Feb 13 (Reuters) - Shares of India's Muthoot Finance dropped more than 12% on Friday, heading for their steepest one-day percentage decline in three-and-a-half years, as investors raised concerns over the durability of a surge in third-quarter earnings.
The shares were down 12.3% at 3,566.50 rupees by 11:23 a.m. IST while India's benchmark Nifty 50 was down 1.02%.
The gold loan provider posted a near doubling of its quarterly profit to 26.56 billion rupees ($292.88 million) on Thursday.
Gold financiers have benefited from record-high gold prices in recent quarters and tighter lending norms in unsecured retail loans, which have pushed borrowers towards gold-backed financing.

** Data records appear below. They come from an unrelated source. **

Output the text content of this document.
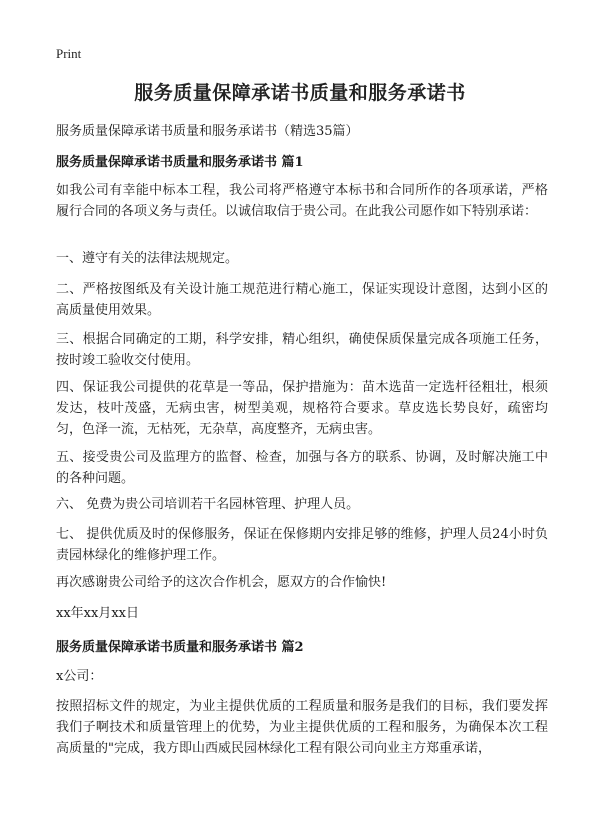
Print
服务质量保障承诺书质量和服务承诺书
服务质量保障承诺书质量和服务承诺书（精选35篇）
服务质量保障承诺书质量和服务承诺书 篇1
如我公司有幸能中标本工程，我公司将严格遵守本标书和合同所作的各项承诺，严格履行合同的各项义务与责任。以诚信取信于贵公司。在此我公司愿作如下特别承诺：
一、遵守有关的法律法规规定。
二、严格按图纸及有关设计施工规范进行精心施工，保证实现设计意图，达到小区的高质量使用效果。
三、根据合同确定的工期，科学安排，精心组织，确使保质保量完成各项施工任务，按时竣工验收交付使用。
四、保证我公司提供的花草是一等品，保护措施为：苗木选苗一定选杆径粗壮，根须发达，枝叶茂盛，无病虫害，树型美观，规格符合要求。草皮选长势良好，疏密均匀，色泽一流，无枯死，无杂草，高度整齐，无病虫害。
五、接受贵公司及监理方的监督、检查，加强与各方的联系、协调，及时解决施工中的各种问题。
六、 免费为贵公司培训若干名园林管理、护理人员。
七、 提供优质及时的保修服务，保证在保修期内安排足够的维修，护理人员24小时负责园林绿化的维修护理工作。
再次感谢贵公司给予的这次合作机会，愿双方的合作愉快!
xx年xx月xx日
服务质量保障承诺书质量和服务承诺书 篇2
x公司：
按照招标文件的规定，为业主提供优质的工程质量和服务是我们的目标，我们要发挥我们子啊技术和质量管理上的优势，为业主提供优质的工程和服务，为确保本次工程高质量的"完成，我方即山西威民园林绿化工程有限公司向业主方郑重承诺，
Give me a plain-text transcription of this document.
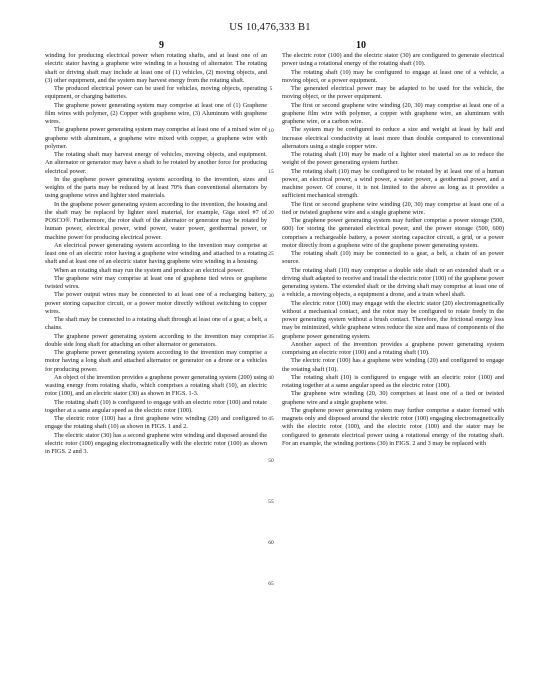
US 10,476,333 B1
9	10

winding for producing electrical power when rotating shafts, and at least one of an electric stator having a graphene wire winding in a housing of alternator. The rotating shaft or driving shaft may include at least one of (1) vehicles, (2) moving objects, and (3) other equipment, and the system may harvest energy from the rotating shaft.

The produced electrical power can be used for vehicles, moving objects, operating equipment, or charging batteries.

The graphene power generating system may comprise at least one of (1) Graphene film wires with polymer, (2) Copper with graphene wire, (3) Aluminum with graphene wires.

The graphene power generating system may comprise at least one of a mixed wire of graphene with aluminum, a graphene wire mixed with copper, a graphene wire with polymer.

The rotating shaft may harvest energy of vehicles, moving objects, and equipment. An alternator or generator may have a shaft to be rotated by another force for producing electrical power.

In the graphene power generating system according to the invention, sizes and weights of the parts may be reduced by at least 70% than conventional alternators by using graphene wires and lighter steel materials.

In the graphene power generating system according to the invention, the housing and the shaft may be replaced by lighter steel material, for example, Giga steel #7 of POSCO®. Furthermore, the rotor shaft of the alternator or generator may be rotated by human power, electrical power, wind power, water power, geothermal power, or machine power for producing electrical power.

An electrical power generating system according to the invention may comprise at least one of an electric rotor having a graphene wire winding and attached to a rotating shaft and at least one of an electric stator having graphene wire winding in a housing.

When an rotating shaft may run the system and produce an electrical power.

The graphene wire may comprise at least one of graphene tied wires or graphene twisted wires.

The power output wires may be connected to at least one of a recharging battery, power storing capacitor circuit, or a power motor directly without switching to copper wires.

The shaft may be connected to a rotating shaft through at least one of a gear, a belt, a chains.

The graphene power generating system according to the invention may comprise double side long shaft for attaching an other alternator or generators.

The graphene power generating system according to the invention may comprise a motor having a long shaft and attached alternator or generator on a drone or a vehicles for producing power.

An object of the invention provides a graphene power generating system (200) using wasting energy from rotating shafts, which comprises a rotating shaft (10), an electric rotor (100), and an electric stator (30) as shown in FIGS. 1-3.

The rotating shaft (10) is configured to engage with an electric rotor (100) and rotate together at a same angular speed as the electric rotor (100).

The electric rotor (100) has a first graphene wire winding (20) and configured to engage the rotating shaft (10) as shown in FIGS. 1 and 2.

The electric stator (30) has a second graphene wire winding and disposed around the electric rotor (100) engaging electromagnetically with the electric rotor (100) as shown in FIGS. 2 and 3.

5
10
15
20
25
30
35
40
45
50
55
60
65

The electric rotor (100) and the electric stator (30) are configured to generate electrical power using a rotational energy of the rotating shaft (10).

The rotating shaft (10) may be configured to engage at least one of a vehicle, a moving object, or a power equipment.

The generated electrical power may be adapted to be used for the vehicle, the moving object, or the power equipment.

The first or second graphene wire winding (20, 30) may comprise at least one of a graphene film wire with polymer, a copper with graphene wire, an aluminum with graphene wire, or a carbon wire.

The system may be configured to reduce a size and weight at least by half and increase electrical conductivity at least more than double compared to conventional alternators using a single copper wire.

The rotating shaft (10) may be made of a lighter steel material so as to reduce the weight of the power generating system further.

The rotating shaft (10) may be configured to be rotated by at least one of a human power, an electrical power, a wind power, a water power, a geothermal power, and a machine power. Of course, it is not limited to the above as long as it provides a sufficient mechanical strength.

The first or second graphene wire winding (20, 30) may comprise at least one of a tied or twisted graphene wire and a single graphene wire.

The graphene power generating system may further comprise a power storage (500, 600) for storing the generated electrical power, and the power storage (500, 600) comprises a rechargeable battery, a power storing capacitor circuit, a grid, or a power motor directly from a graphene wire of the graphene power generating system.

The rotating shaft (10) may be connected to a gear, a belt, a chain of an power source.

The rotating shaft (10) may comprise a double side shaft or an extended shaft or a driving shaft adapted to receive and install the electric rotor (100) of the graphene power generating system. The extended shaft or the driving shaft may comprise at least one of a vehicle, a moving objects, a equipment a drone, and a train wheel shaft.

The electric rotor (100) may engage with the electric stator (20) electromagnetically without a mechanical contact, and the rotor may be configured to rotate freely in the power generating system without a brush contact. Therefore, the frictional energy loss may be minimized, while graphene wires reduce the size and mass of components of the graphene power generating system.

Another aspect of the invention provides a graphene power generating system comprising an electric rotor (100) and a rotating shaft (10).

The electric rotor (100) has a graphene wire winding (20) and configured to engage the rotating shaft (10).

The rotating shaft (10) is configured to engage with an electric rotor (100) and rotating together at a same angular speed as the electric rotor (100).

The graphene wire winding (20, 30) comprises at least one of a tied or twisted graphene wire and a single graphene wire.

The graphene power generating system may further comprise a stator formed with magnets only and disposed around the electric rotor (100) engaging electromagnetically with the electric rotor (100), and the electric rotor (100) and the stator may be configured to generate electrical power using a rotational energy of the rotating shaft. For an example, the winding portions (30) in FIGS. 2 and 3 may be replaced with
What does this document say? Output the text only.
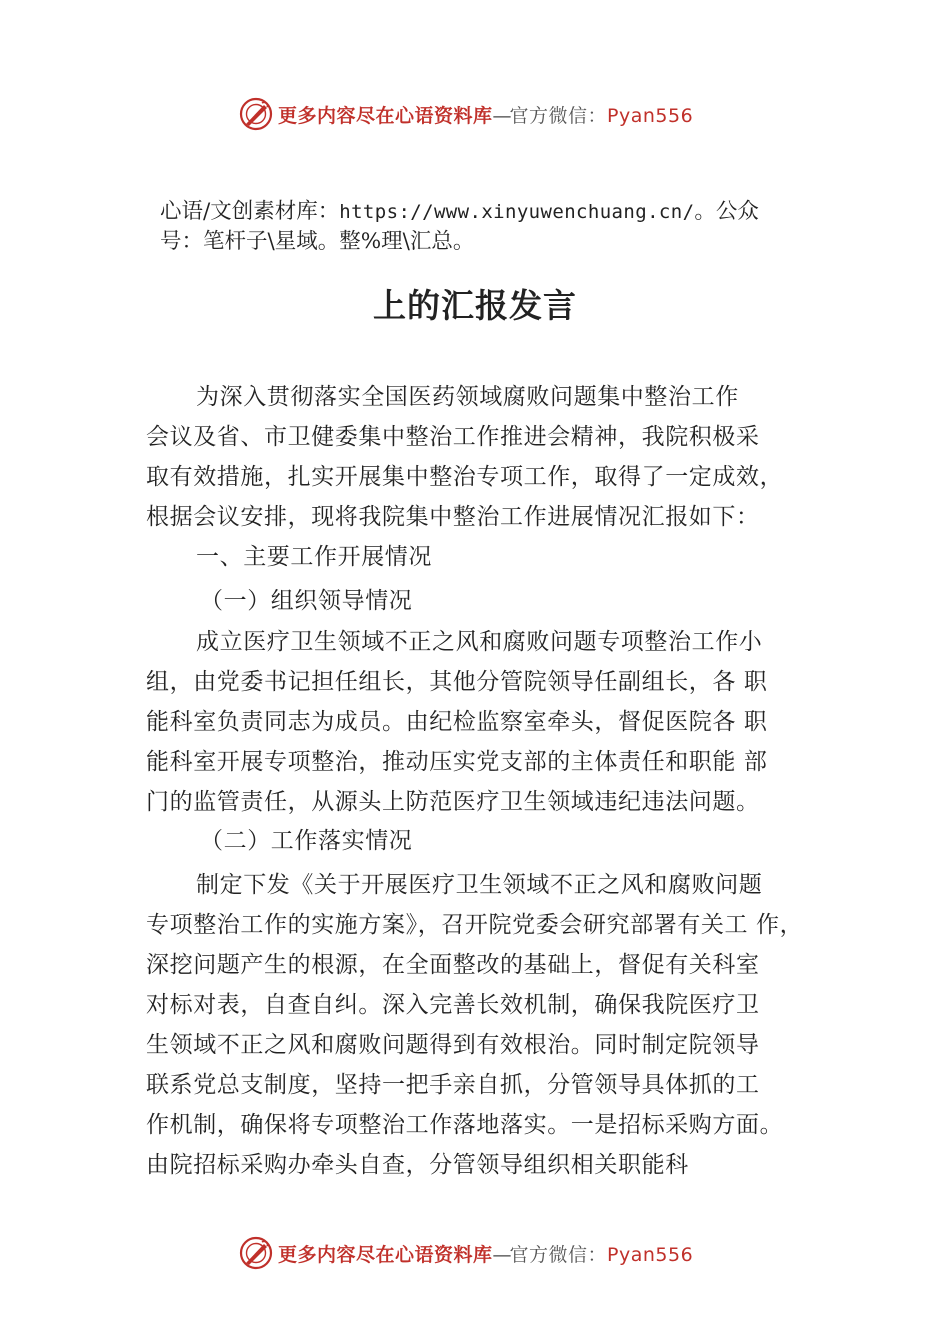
更多内容尽在心语资料库—官方微信：Pyan556
心语/文创素材库：https://www.xinyuwenchuang.cn/。公众
号：笔杆子\星域。整%理\汇总。
上的汇报发言
为深入贯彻落实全国医药领域腐败问题集中整治工作
会议及省、市卫健委集中整治工作推进会精神，我院积极采
取有效措施，扎实开展集中整治专项工作，取得了一定成效，
根据会议安排，现将我院集中整治工作进展情况汇报如下：
一、主要工作开展情况
（一）组织领导情况
成立医疗卫生领域不正之风和腐败问题专项整治工作小
组，由党委书记担任组长，其他分管院领导任副组长，各 职
能科室负责同志为成员。由纪检监察室牵头，督促医院各 职
能科室开展专项整治，推动压实党支部的主体责任和职能 部
门的监管责任，从源头上防范医疗卫生领域违纪违法问题。
（二）工作落实情况
制定下发《关于开展医疗卫生领域不正之风和腐败问题
专项整治工作的实施方案》，召开院党委会研究部署有关工 作，
深挖问题产生的根源，在全面整改的基础上，督促有关科室
对标对表，自查自纠。深入完善长效机制，确保我院医疗卫
生领域不正之风和腐败问题得到有效根治。同时制定院领导
联系党总支制度，坚持一把手亲自抓，分管领导具体抓的工
作机制，确保将专项整治工作落地落实。一是招标采购方面。
由院招标采购办牵头自查，分管领导组织相关职能科
更多内容尽在心语资料库—官方微信：Pyan556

"Investors are questioning whether the strong performance in December quarter can sustain and it seems that it could be difficult," said Aamar Deo Singh, senior vice president at Angel One, adding that while the profit doubled, a significant portion of it came from interest income write-backs.
"Gold loan tonnage has dropped, while growth in customer addition has slowed due to high gold prices," Singh said.
Ambit Capital said that about 6.4 billion rupees of the earnings came from interest income recovered from non-performing loans, which it described as non-recurring.
After adjusting for this, the earnings were largely in line with estimates, the brokerage said, adding that current valuations "leave no margin of error."
Jefferies said the finance company's core net interest margins fell about 70 basis points sequentially, even as reported margins improved on recovery-related income.
Jefferies flagged a 1% sequential decline in active customers and lower loan-to-value ratios while CLSA noted a slowdown in customer additions and a sequential dip in gold tonnage.
Muthoot Finance's shares, rated "hold" on average by 21 analysts, have risen 6.7% so far in 2026 after a 78.4% jump last year.